What one has to understand about the movie itself is that it is as complicated as the storyline. It starts out with two different time lines, decades apart and slowly one reaches the other. That in itself can be difficult to follow, but it is well worth the effort to pay attention because if you can leave the theatre understanding what took place, you walk away with a little more knowledge about the human complex.
Because this is a story more about the soul and our humanity than it is about spies and country. Those are just the means by which De Niro uses.
Every actor is placed remarkably well and no more so than Matt Damon himself. It is his acting that gives us Edward Wilson; a man without airs who doesn't compromise. The movie spans over twenty years and fortunately we see those years reflected in most of the characters. Angelina Jolie does the neglected, alcoholic wife superbly. William Hurt and Lee Pace as Richard Hayes both give a wonderful performance taking their character's flaws from subtle to substantial by the end.
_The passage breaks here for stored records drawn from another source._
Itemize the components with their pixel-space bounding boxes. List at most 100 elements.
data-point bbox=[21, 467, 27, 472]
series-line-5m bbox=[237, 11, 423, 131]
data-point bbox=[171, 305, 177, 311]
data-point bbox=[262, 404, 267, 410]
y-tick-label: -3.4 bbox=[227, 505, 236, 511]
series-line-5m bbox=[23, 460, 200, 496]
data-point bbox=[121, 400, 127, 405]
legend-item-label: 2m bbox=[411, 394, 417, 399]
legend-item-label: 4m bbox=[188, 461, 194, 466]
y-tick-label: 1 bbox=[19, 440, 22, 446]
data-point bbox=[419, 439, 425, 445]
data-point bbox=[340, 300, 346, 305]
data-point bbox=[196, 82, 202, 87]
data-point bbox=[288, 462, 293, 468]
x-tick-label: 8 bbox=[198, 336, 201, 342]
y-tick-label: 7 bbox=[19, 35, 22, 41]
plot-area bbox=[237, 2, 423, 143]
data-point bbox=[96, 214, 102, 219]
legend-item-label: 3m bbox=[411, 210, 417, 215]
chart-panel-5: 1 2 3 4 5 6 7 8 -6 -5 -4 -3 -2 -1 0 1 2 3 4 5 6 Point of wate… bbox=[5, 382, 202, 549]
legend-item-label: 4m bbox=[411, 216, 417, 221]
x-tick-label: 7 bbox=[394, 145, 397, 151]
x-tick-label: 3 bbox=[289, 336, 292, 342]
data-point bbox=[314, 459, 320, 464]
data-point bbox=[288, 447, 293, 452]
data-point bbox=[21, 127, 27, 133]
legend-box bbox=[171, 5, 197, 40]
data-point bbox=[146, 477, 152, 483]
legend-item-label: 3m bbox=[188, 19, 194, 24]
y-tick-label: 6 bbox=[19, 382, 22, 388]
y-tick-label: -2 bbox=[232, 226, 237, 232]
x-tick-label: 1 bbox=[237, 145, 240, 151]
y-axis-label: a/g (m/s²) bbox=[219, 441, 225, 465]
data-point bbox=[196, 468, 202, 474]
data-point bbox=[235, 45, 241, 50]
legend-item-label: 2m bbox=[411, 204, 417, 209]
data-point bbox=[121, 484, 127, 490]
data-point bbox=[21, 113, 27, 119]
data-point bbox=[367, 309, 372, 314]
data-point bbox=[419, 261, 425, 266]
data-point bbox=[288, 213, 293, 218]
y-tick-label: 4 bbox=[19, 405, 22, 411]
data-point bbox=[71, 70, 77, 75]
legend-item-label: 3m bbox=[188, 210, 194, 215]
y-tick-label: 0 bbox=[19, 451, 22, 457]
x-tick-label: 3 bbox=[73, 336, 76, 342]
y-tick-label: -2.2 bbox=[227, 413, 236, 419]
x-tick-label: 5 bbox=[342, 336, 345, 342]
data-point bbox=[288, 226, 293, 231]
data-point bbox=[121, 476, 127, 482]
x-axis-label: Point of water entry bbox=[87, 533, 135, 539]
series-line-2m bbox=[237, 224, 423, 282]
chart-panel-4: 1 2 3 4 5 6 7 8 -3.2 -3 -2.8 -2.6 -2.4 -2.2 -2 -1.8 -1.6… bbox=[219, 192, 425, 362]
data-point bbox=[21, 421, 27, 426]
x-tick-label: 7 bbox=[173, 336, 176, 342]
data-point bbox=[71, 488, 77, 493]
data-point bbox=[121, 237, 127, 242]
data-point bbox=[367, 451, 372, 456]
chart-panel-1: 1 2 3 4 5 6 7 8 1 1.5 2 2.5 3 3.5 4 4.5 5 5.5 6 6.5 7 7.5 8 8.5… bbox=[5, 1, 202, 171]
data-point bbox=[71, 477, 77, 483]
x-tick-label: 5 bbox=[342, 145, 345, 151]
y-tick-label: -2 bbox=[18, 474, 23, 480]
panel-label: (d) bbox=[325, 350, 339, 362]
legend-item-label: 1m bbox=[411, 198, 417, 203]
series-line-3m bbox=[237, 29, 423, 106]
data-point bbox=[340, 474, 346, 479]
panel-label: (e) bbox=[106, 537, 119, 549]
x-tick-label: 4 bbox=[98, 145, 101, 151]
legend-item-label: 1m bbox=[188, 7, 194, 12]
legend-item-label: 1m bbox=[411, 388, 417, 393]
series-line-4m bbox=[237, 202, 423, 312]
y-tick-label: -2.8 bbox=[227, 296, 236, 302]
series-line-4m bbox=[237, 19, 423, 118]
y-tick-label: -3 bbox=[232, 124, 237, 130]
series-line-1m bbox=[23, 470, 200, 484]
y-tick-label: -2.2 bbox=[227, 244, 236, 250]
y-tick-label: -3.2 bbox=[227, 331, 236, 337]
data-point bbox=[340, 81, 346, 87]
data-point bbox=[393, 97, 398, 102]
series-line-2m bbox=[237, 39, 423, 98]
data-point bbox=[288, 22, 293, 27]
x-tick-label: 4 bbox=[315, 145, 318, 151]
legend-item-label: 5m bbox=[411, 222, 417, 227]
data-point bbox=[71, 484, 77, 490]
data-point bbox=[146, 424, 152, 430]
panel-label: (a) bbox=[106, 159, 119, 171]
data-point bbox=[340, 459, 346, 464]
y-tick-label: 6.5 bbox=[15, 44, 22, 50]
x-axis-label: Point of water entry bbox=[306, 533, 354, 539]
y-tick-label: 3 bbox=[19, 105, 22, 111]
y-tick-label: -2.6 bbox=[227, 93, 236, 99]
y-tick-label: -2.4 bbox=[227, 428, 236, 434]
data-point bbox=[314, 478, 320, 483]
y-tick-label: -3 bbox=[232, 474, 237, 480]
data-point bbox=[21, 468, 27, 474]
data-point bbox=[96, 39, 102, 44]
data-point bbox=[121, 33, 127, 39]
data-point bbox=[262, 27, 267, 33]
Some might wonder how so many actors could be recruited for such small roles, like Alec Baldwin, Michael Gambon, and Joe Pesci, but one only has to see as far as the director to get their answer. Don't let the big names and the anagram CIA get you. This movie is as edgy as it is intricate with twists and turns that take the viewer through the world of trust and the human element. A man like Edward Wilson is just the perfect vessel for the journey.